In a historic decision, Guatemalan Strong Man, and close US Ally, General Efrain Rios Montt, was convicted by a Guatemalan court, last seek, of genocide and crimes against humanity, and sentenced to 80 years in prison. According to Alan Nairn, who has covered this story closely, since the 1980’s, and was in the courtroom for the recent verdict, there are two distinct battles going on right now, as a result of the historic verdict. On the one hand, those who fought to have Rios Montt convicted, often risking their lives to do so, are pushing to widen the investigation, to focus on other US supported 1980’s Mass Murderers, including the current president, General Otto Perez Molina. On the other hand, there is the powerful Guatemalan right-wing military oligarchy, with their hands bloody from some of same slaughters Rios Mont was just nailed for, fighting to have Montt’s mass murder conviction annulled by a higher court in Guatemala.

In this interview with Alan Nairn, Dennis J Bernstein, talks to Nairn about the fight to prevent the verdict from being overturned, and the grass roots efforts to expand the genocide investigations in Guatemala. Nairn also offers some deep background on an interview he did back in the 1980s with Guatemalan President, Otto Perez Molina, when he was a General, in which Perez Molina seems implicate himself in mass murder. The interview also zero’s in on how the US govt. continued its cozy relationship with mass murderers in Guatemala, by inviting one of Rios Montt’s top killer Generals to study at the Harvard Kennedy School.

DB: Allan, can you tell us about the verdict of last week, and the significance of the court decision?


AN: What happened is that somebody finally enforced the murder laws, impartially. In this case the murders were massacres committed in the northwest highlands of Guatemala against the Maya Ixil people.
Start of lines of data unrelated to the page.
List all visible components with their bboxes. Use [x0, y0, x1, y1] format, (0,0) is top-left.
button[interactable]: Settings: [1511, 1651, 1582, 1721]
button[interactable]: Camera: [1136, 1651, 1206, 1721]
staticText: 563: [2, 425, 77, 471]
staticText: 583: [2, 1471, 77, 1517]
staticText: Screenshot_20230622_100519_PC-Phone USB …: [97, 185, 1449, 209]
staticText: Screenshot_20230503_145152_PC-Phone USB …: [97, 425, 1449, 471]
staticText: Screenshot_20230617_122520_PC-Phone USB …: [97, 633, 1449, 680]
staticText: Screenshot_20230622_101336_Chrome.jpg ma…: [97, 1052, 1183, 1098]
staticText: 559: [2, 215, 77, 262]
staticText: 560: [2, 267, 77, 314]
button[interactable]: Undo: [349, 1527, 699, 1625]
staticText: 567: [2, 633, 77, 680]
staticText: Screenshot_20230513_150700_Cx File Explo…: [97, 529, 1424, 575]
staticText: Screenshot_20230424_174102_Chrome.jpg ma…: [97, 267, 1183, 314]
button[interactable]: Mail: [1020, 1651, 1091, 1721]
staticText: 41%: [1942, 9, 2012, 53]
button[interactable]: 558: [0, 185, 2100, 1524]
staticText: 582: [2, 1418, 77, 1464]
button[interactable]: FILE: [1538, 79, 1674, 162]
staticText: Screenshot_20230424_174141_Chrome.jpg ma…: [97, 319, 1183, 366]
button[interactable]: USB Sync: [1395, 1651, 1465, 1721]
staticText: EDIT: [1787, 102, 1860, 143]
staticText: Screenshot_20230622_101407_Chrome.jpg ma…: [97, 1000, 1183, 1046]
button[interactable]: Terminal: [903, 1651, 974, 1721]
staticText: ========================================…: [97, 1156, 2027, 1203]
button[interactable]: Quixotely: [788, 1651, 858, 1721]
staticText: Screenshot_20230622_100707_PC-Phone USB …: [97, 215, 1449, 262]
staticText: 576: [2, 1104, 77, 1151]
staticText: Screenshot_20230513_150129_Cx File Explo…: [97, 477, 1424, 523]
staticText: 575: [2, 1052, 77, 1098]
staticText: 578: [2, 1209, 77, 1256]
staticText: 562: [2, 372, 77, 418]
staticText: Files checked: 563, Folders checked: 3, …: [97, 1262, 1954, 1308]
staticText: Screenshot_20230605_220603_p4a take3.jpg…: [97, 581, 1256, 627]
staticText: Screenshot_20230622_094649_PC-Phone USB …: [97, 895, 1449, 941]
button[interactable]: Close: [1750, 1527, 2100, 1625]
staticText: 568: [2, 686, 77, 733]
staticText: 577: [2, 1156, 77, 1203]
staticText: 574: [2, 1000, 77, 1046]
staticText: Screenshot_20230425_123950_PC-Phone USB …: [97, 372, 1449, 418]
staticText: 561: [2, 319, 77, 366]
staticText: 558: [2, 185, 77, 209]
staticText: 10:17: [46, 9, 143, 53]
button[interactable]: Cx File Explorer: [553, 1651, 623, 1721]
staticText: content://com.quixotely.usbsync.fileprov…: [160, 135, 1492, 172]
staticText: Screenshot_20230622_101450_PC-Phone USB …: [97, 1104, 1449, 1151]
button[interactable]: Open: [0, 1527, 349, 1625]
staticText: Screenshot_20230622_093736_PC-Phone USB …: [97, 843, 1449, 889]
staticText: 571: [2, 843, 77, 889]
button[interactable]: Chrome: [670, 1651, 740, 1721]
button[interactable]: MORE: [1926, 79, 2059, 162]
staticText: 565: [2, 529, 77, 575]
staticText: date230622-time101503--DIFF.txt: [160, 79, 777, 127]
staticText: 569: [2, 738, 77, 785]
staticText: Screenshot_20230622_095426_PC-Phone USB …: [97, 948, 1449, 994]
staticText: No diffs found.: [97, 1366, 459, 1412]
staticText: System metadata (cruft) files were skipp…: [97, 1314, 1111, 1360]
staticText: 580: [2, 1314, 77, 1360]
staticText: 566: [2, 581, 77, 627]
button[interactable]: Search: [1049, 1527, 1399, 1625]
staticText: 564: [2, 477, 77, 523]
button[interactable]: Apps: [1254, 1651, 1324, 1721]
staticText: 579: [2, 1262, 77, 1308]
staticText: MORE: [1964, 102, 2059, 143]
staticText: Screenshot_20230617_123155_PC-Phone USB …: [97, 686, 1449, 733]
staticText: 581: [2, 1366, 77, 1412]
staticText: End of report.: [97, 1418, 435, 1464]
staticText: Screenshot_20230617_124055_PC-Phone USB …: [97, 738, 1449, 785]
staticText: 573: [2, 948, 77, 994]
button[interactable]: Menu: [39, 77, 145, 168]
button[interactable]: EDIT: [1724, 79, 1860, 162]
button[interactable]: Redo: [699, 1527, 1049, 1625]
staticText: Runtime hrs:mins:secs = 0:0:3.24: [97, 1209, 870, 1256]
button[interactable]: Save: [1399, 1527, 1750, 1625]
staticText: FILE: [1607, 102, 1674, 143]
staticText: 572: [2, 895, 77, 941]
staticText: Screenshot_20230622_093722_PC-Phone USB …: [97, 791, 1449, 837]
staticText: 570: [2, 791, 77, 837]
The perpetrator was a general, a military dictator who was backed by the United States, General Rios Montt. Usually, in every country in the world, a perpetrator, a killer with that kind of position and backing gets away with it. But in this case, it didn’t happen. General Rios Montt was convicted and sentenced to 80 years in prison. As we speak, he is in prison, although he’s claiming that he’s ill, so he’s now in a military hospital, but he’s still locked up. It’s a breakthrough in many ways. It’s the first time that any country has been able to prosecute a former president for genocide using its own domestic criminal courts. More importantly, it’s a prosecution from below. It’s not a case of victor’s justice where the one who wins the war prosecutes the one who lost the war. This is a case of survivors whose movement was crushed, but they were able to persist and use whatever levers of power that exist within the system to bring to justice one of the killers, a killer who represents a social order that is still in power. The same individuals and kinds of individuals who ran Guatemala in 1982 and 1983 still run it today. It’s still the army and the oligarchs of kacife; the chambers of commerce, industry and finance. But due to the brave fight of the survivors of these massacres, enough political space has been opened up in Guatemala that a few honest people have been able to rise to positions of importance within the prosecutorial system and within the judiciary, so this trial was able to move forward. It is also a breakthrough on the fight against racism and for the rights of the indigenous people.